With new home construction hitting a million new starts a year for the first time since 2008, a national forest management firm reports that timber prices for large standing trees are rising off the bottom and lumber is starting to soar.
Marshall Thomas, president of F&W Forestry Services, Inc., based in Albany, Ga., said timber prices are increasing in all of his company’s operating regions: the U.S. southern pine belt, the Appalachian central hardwood region, and the Northeast.
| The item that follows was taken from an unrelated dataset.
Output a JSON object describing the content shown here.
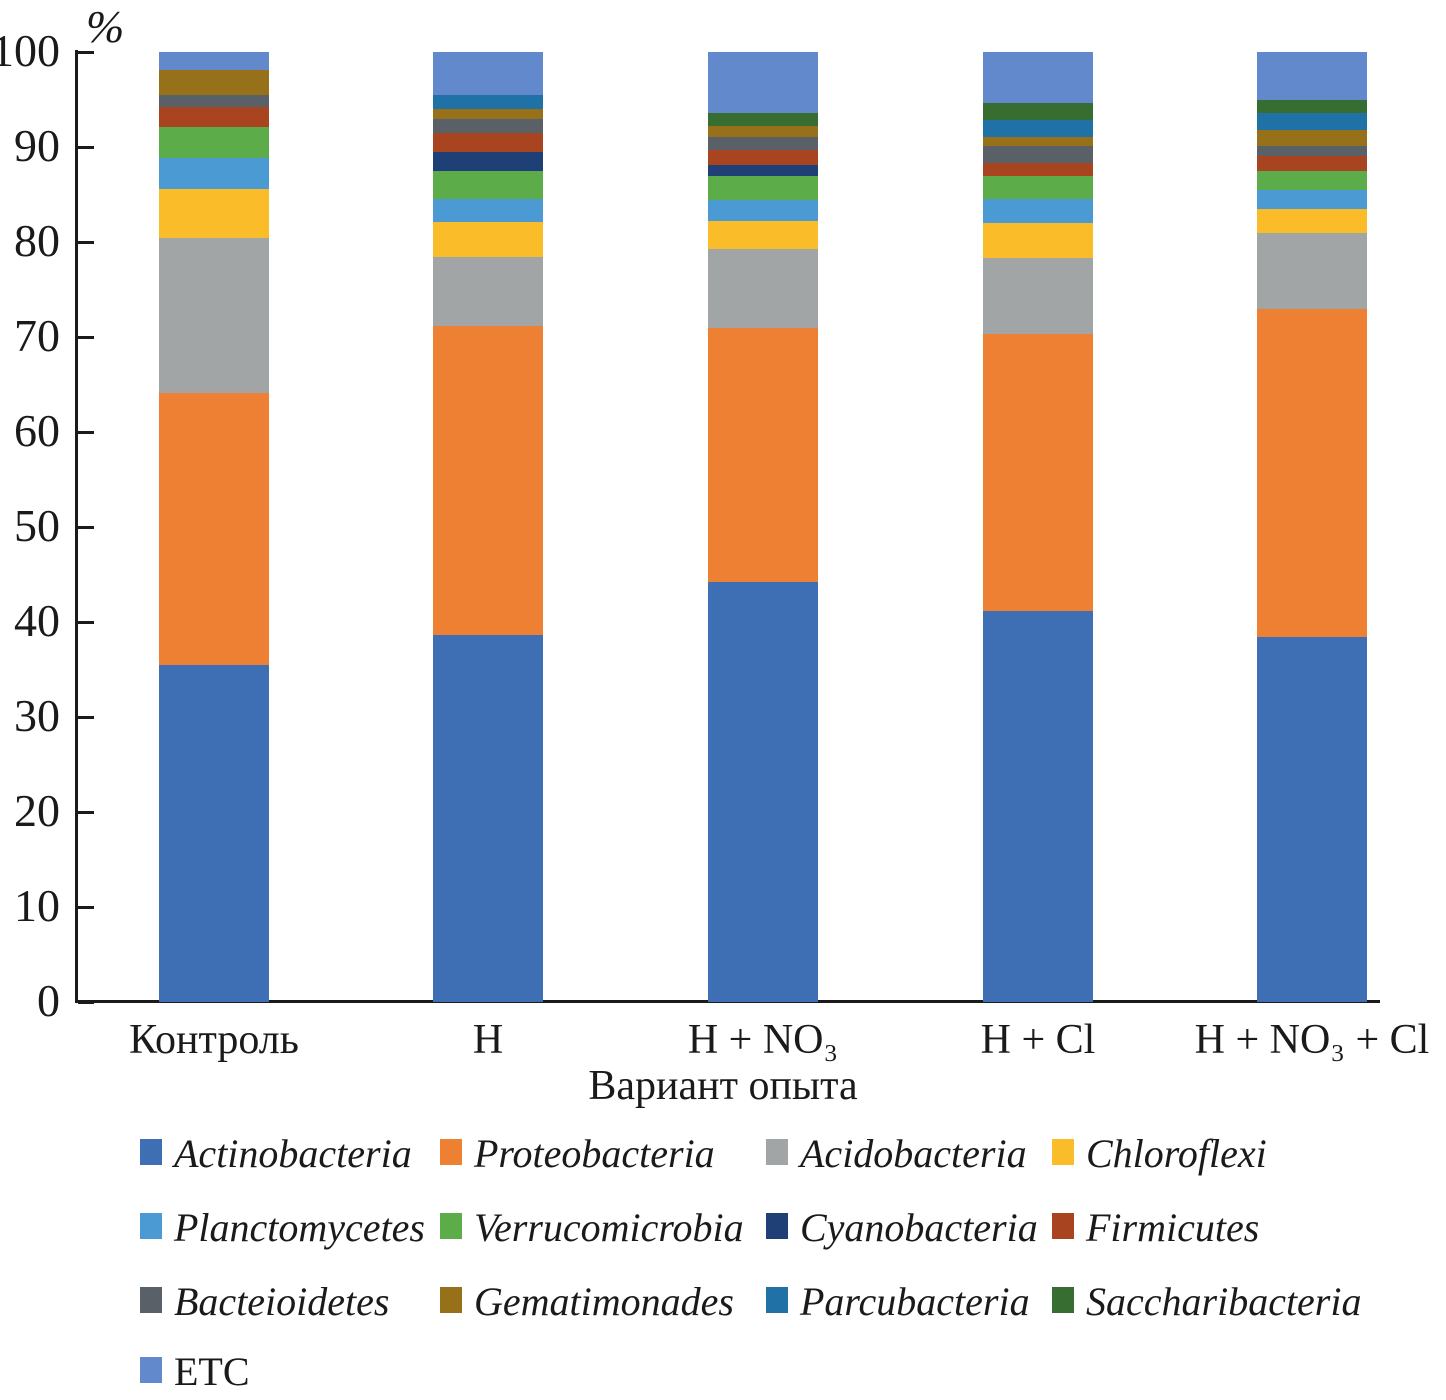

The company also operates in South America.
“Stumpage (standing trees) prices were mostly up across our operating regions during the first quarter of 2013, continuing the trend from late last year,” Thomas writes in his firm’s publication, the F&W Forestry Report, that reports on national forestry developments. “That’s good news, and it’s about time that we are seeing increases quarter-over-quarter.
“The best news, however, is that southern pine lumber prices jumped 36 percent in the first quarter over last year’s average,” Thomas said. “That’s a sure sign of increasing demand.”
The U.S. Commerce Department reported that housing starts in March rose to an annualized rate of 1.04 million—the first time that measure has broken a million since 2008. Most of the increase was in multi-unit housing structures. Individual home starts were down slightly from February at an annualized rate of 619,000. The overall strong March housing construction statistics come at the beginning of the prime spring home-buying season and point to a sustained comeback in home construction.